Plaintiff next faults the ALJ for not deferring to the opinions expressed by Dr. Butt or the doctors at HRMC. The problem is that none of those doctors offered an opinion regarding Plaintiff's functional capabilities; in other words, they provided nothing to which the ALJ could arguably defer. They described Plaintiff's condition and the ALJ made findings about Plaintiff's condition - none of which are challenged. Even on appeal to this Court, Plaintiff has not pointed to anything in these Records that should have been incorporated in the RFC.

The ALJ evaluated the medical evidence relating to Plaintiff's mental condition. R. at 23-25. The ALJ relied on this evidence to include certain limitations in the RFC finding. The ALJ's findings are supported by substantial evidence.

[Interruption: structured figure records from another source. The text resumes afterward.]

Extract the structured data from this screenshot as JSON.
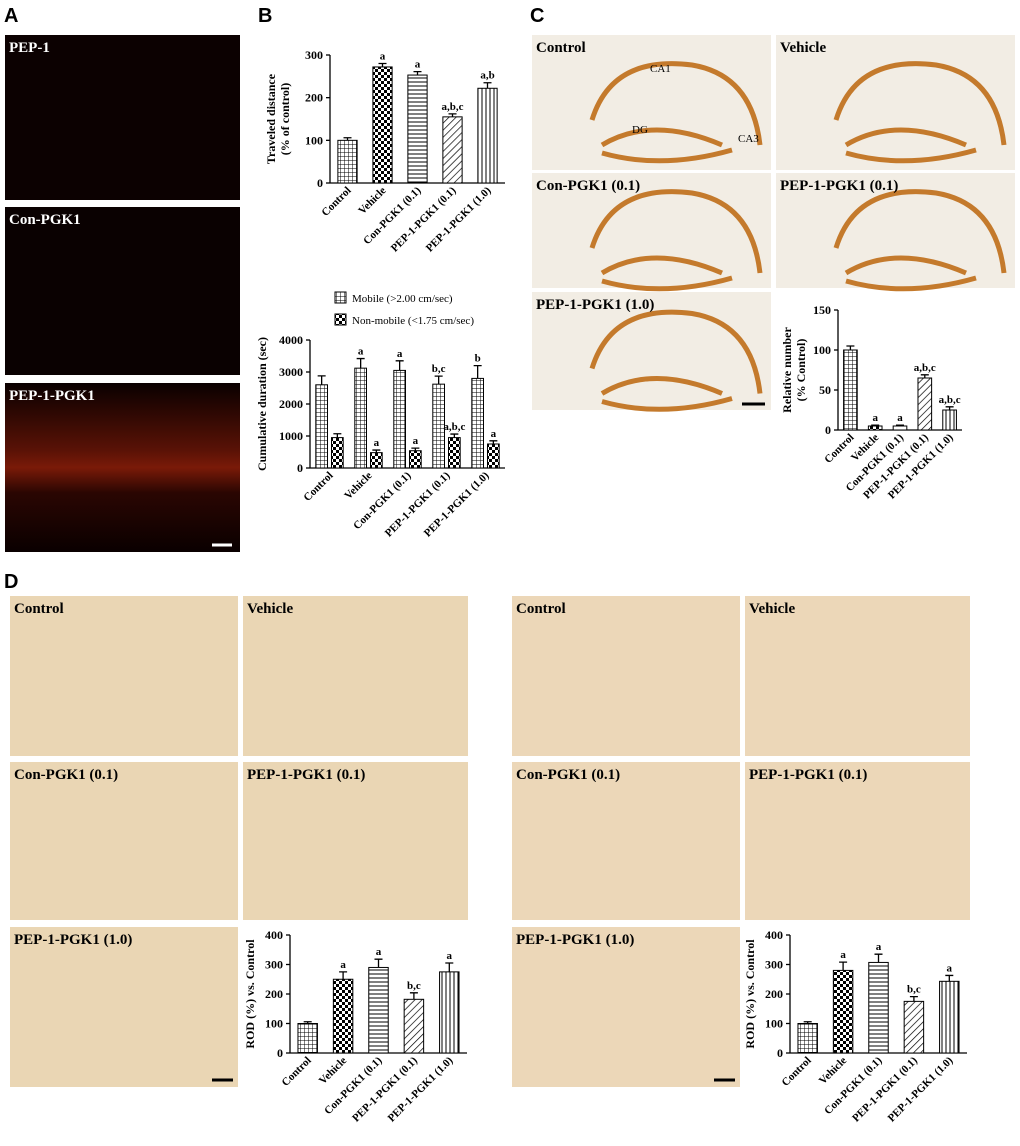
{
  "panels": {
    "A": {
      "label": "A",
      "images": [
        "PEP-1",
        "Con-PGK1",
        "PEP-1-PGK1"
      ]
    },
    "B": {
      "label": "B"
    },
    "C": {
      "label": "C",
      "images": [
        "Control",
        "Vehicle",
        "Con-PGK1 (0.1)",
        "PEP-1-PGK1 (0.1)",
        "PEP-1-PGK1 (1.0)"
      ],
      "regions": [
        "CA1",
        "DG",
        "CA3"
      ]
    },
    "D": {
      "label": "D",
      "left_images": [
        "Control",
        "Vehicle",
        "Con-PGK1 (0.1)",
        "PEP-1-PGK1 (0.1)",
        "PEP-1-PGK1 (1.0)"
      ],
      "right_images": [
        "Control",
        "Vehicle",
        "Con-PGK1 (0.1)",
        "PEP-1-PGK1 (0.1)",
        "PEP-1-PGK1 (1.0)"
      ]
    }
  },
  "chart_data": [
    {
      "type": "bar",
      "ylabel": [
        "Traveled distance",
        "(% of control)"
      ],
      "categories": [
        "Control",
        "Vehicle",
        "Con-PGK1 (0.1)",
        "PEP-1-PGK1 (0.1)",
        "PEP-1-PGK1 (1.0)"
      ],
      "values": [
        100,
        272,
        253,
        155,
        222
      ],
      "errors": [
        6,
        8,
        8,
        7,
        13
      ],
      "annotations": [
        null,
        "a",
        "a",
        "a,b,c",
        "a,b"
      ],
      "ylim": [
        0,
        300
      ],
      "yticks": [
        0,
        100,
        200,
        300
      ]
    },
    {
      "type": "grouped-bar",
      "ylabel": [
        "Cumulative duration (sec)"
      ],
      "categories": [
        "Control",
        "Vehicle",
        "Con-PGK1 (0.1)",
        "PEP-1-PGK1 (0.1)",
        "PEP-1-PGK1 (1.0)"
      ],
      "series": [
        {
          "name": "Mobile (>2.00 cm/sec)",
          "values": [
            2600,
            3120,
            3050,
            2620,
            2800
          ],
          "errors": [
            280,
            300,
            300,
            250,
            400
          ],
          "annotations": [
            null,
            "a",
            "a",
            "b,c",
            "b"
          ]
        },
        {
          "name": "Non-mobile (<1.75 cm/sec)",
          "values": [
            950,
            480,
            540,
            950,
            750
          ],
          "errors": [
            120,
            80,
            80,
            110,
            100
          ],
          "annotations": [
            null,
            "a",
            "a",
            "a,b,c",
            "a"
          ]
        }
      ],
      "ylim": [
        0,
        4000
      ],
      "yticks": [
        0,
        1000,
        2000,
        3000,
        4000
      ],
      "legend": "top-left"
    },
    {
      "type": "bar",
      "ylabel": [
        "Relative number",
        "(% Control)"
      ],
      "categories": [
        "Control",
        "Vehicle",
        "Con-PGK1 (0.1)",
        "PEP-1-PGK1 (0.1)",
        "PEP-1-PGK1 (1.0)"
      ],
      "values": [
        100,
        5,
        5,
        65,
        25
      ],
      "errors": [
        5,
        1,
        1,
        4,
        4
      ],
      "annotations": [
        null,
        "a",
        "a",
        "a,b,c",
        "a,b,c"
      ],
      "ylim": [
        0,
        150
      ],
      "yticks": [
        0,
        50,
        100,
        150
      ]
    },
    {
      "type": "bar",
      "ylabel": [
        "ROD (%) vs. Control"
      ],
      "categories": [
        "Control",
        "Vehicle",
        "Con-PGK1 (0.1)",
        "PEP-1-PGK1 (0.1)",
        "PEP-1-PGK1 (1.0)"
      ],
      "values": [
        100,
        250,
        290,
        182,
        275
      ],
      "errors": [
        6,
        25,
        28,
        22,
        30
      ],
      "annotations": [
        null,
        "a",
        "a",
        "b,c",
        "a"
      ],
      "ylim": [
        0,
        400
      ],
      "yticks": [
        0,
        100,
        200,
        300,
        400
      ]
    },
    {
      "type": "bar",
      "ylabel": [
        "ROD (%) vs. Control"
      ],
      "categories": [
        "Control",
        "Vehicle",
        "Con-PGK1 (0.1)",
        "PEP-1-PGK1 (0.1)",
        "PEP-1-PGK1 (1.0)"
      ],
      "values": [
        100,
        280,
        307,
        175,
        243
      ],
      "errors": [
        6,
        28,
        28,
        16,
        20
      ],
      "annotations": [
        null,
        "a",
        "a",
        "b,c",
        "a"
      ],
      "ylim": [
        0,
        400
      ],
      "yticks": [
        0,
        100,
        200,
        300,
        400
      ]
    }
  ]
}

Plaintiff's final argument is that the ALJ did not conduct a proper credibility analysis. To some extent, Plaintiff's argument is really an invitation for the Court to re-weigh the evidence, but the Court cannot substitute its judgment of the facts for the ALJ's. E.g., Baldwin v. Barnhart, 349 F.3d 549, 555 (8th Cir. 2003). Plaintiff also contends his non-compliance with doctor's instructions regarding medication was not a proper factor in this case because of his mental illness; he effectively argues that a mentally ill claimant is always (or at least ordinarily) to be expected to not follow a doctor's instructions and cites the Eighth Circuit's decision in Pate-Fires v. Astrue, 564 F.3d 935 (8th Cir. 2009). Pate-Fires does not stand for the broad proposition Plaintiff advances; as the Eighth Circuit later explained, there must be some evidence connecting the mental impairment to the claimant's failure to follow instructions. Wildman v. Astrue, 596 F.3d 959, 966 (8th Cir. 2010). Nothing in the Record compels Plaintiff's factual assertion that he stopped taking medication "because he is unable to recognize the vital importance of taking them in compliance with his doctor's orders." Doc. # 23 at 23.

The ALJ identified several appropriate reasons for discounting Plaintiff's subjective complaints: inconsistencies between his testimony and his statements to doctors, inconsistencies between his testimony and his Function Report, the assessments and information contained in the medical records, Plaintiff's failure to comply with directions to take medication after his surgery, and Plaintiff's poor work history. As stated, it is for the ALJ to weigh these factors; all the Court can say is that the ALJ evaluated appropriate factors and that his conclusion is supported by substantial evidence in the Record as a whole.


The Commissioner's final decision denying benefits is affirmed.